A ONG Transparência Internacional analisou as declarações de rendimentos dos 751 eurodeputados e descobriu que mais de metade declara receber rendimentos fora do Parlamento Europeu.

O social-democrata Paulo Rangel é um dos vinte que declaram mais atividades e rendimentos, além do trabalho e salário do Parlamento Europeu (PE). Rangel mantém atividade como professor universitário, advogado e comentador nos media, o que significa que o rendimento "externo" varia entre 6500 e 16998 euros.

A informação foi recolhida pela Organização Não Governamental Transparência Internacional, a partir das declarações de rendimentos submetidas até 3 de agosto. A ONG gere um observatório da integridade da União Europeia, o EU Integrity Watch. O objetivo é disponibilizar informação para monitorizar potenciais conflitos de interesses e, ao mesmo tempo, identificar os eurodeputados com mais atividade fora do PE.

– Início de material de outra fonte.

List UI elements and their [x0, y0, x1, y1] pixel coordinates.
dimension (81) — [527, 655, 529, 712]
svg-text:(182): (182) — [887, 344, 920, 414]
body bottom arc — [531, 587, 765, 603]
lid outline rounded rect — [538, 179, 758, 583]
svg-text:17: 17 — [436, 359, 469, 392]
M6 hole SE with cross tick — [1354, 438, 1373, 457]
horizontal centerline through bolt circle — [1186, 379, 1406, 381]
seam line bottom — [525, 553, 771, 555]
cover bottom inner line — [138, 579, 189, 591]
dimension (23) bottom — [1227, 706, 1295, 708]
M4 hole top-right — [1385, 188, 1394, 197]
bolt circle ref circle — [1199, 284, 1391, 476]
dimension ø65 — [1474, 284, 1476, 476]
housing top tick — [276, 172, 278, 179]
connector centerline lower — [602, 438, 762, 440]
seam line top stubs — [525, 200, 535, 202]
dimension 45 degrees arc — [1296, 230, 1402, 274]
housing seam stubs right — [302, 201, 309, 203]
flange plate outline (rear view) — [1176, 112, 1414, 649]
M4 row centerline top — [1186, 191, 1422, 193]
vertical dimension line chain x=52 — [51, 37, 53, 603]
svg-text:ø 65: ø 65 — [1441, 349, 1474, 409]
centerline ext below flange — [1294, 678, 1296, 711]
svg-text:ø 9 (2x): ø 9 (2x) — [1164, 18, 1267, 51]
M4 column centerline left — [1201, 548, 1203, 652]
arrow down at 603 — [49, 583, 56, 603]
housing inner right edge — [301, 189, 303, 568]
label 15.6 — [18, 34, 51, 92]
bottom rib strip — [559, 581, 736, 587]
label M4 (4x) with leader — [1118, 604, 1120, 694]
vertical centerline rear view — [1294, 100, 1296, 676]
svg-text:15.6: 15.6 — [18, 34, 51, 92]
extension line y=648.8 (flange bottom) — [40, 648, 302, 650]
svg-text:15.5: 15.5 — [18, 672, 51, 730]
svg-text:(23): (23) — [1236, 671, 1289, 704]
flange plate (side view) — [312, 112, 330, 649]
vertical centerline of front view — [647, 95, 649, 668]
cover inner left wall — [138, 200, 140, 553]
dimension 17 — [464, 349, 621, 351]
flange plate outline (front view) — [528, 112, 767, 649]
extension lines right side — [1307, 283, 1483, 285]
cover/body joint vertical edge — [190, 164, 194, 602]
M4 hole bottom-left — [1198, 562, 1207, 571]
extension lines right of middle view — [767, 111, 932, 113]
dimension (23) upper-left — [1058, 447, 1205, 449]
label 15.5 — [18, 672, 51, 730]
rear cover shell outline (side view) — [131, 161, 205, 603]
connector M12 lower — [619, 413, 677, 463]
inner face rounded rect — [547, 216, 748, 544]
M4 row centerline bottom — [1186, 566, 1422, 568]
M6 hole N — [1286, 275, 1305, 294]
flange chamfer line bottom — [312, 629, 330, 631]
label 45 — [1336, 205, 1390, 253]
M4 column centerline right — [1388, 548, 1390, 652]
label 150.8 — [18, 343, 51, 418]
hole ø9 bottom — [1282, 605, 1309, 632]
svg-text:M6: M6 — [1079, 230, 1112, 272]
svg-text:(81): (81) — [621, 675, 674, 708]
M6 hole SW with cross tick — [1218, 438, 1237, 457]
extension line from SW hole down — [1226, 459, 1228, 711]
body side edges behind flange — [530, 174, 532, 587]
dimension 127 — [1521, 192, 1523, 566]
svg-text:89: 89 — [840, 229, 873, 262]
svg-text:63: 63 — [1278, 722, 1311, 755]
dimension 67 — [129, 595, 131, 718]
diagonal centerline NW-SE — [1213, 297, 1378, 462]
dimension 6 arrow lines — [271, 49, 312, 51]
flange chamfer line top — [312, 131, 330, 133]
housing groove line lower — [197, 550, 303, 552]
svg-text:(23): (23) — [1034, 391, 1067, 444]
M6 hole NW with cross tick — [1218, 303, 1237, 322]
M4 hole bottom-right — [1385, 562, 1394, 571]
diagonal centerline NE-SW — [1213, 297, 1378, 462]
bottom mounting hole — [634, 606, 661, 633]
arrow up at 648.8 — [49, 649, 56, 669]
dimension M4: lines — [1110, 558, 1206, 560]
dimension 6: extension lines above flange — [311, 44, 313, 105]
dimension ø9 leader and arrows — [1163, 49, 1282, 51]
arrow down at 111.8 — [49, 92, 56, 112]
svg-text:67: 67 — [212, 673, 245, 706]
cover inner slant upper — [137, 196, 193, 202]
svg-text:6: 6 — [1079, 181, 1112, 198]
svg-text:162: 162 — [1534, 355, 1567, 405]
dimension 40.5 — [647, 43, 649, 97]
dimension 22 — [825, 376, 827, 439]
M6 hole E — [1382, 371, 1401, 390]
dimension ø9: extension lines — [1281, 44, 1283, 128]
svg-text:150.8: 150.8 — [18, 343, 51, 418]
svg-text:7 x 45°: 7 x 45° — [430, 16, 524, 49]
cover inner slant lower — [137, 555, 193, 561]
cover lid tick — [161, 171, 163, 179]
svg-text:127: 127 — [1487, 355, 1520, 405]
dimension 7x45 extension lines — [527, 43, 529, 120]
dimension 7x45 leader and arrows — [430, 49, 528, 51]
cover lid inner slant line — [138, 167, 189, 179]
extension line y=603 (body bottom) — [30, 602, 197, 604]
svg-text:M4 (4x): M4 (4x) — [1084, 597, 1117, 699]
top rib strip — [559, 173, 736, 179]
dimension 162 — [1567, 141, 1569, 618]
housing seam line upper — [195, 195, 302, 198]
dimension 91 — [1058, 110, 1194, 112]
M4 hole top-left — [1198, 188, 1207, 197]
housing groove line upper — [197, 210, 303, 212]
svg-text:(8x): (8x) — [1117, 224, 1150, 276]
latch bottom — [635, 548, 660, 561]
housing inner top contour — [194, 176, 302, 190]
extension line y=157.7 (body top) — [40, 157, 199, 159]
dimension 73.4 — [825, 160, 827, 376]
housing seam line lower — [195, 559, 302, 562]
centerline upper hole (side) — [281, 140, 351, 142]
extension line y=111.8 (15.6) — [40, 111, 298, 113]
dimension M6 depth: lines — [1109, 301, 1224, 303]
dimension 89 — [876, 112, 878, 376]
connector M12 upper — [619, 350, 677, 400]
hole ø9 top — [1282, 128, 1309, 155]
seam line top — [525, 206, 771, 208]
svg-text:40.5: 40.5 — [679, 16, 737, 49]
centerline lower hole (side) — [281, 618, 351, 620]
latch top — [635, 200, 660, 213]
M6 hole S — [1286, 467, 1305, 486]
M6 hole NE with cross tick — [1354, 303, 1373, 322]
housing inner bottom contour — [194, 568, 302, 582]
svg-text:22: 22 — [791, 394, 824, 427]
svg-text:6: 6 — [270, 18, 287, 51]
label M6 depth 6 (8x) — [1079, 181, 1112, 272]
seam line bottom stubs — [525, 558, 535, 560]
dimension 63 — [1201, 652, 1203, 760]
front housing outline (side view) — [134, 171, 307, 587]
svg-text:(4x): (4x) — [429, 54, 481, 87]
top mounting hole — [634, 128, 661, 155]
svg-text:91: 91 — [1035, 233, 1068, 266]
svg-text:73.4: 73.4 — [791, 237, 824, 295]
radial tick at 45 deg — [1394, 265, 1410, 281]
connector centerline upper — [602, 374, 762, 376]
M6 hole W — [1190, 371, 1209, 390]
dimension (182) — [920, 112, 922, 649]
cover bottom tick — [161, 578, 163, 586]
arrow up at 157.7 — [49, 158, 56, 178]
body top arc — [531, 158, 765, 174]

A organização nota também que é difícil contabilizar os rendimentos dos eurodeputados no PE, já que grande parte é paga em subsídios e apoios. O salário é de 8 020,53 euros, brutos, mas "para responder à questão quanto ganha um eurodeputado é preciso escavar mais", dizem. Há subsídios diários que podem chegar a 304 euros por cada dia de atividade parlamentar e um apoio que pode chegar a 4299 euros por mês, para cobrir todas as despesas relacionadas com a função de eurodeputado. Além disso, o PE reembolsa as despesas de viagem, até 24 por ano. Assim, o total pode variar entre os 8 020 euros do salário base e 19 586 euros.

A página permite também perceber quem são os deputados que não falham uma sessão do PE: Carlos Coelho, José Inácio Faria, José Manuel Fernandes, João Ferreira, Elisa Ferreira, Marisa Matias, Sofia Ribeiro, Miguel Viegas, Inês Cristina Zuber têm 100% de participação.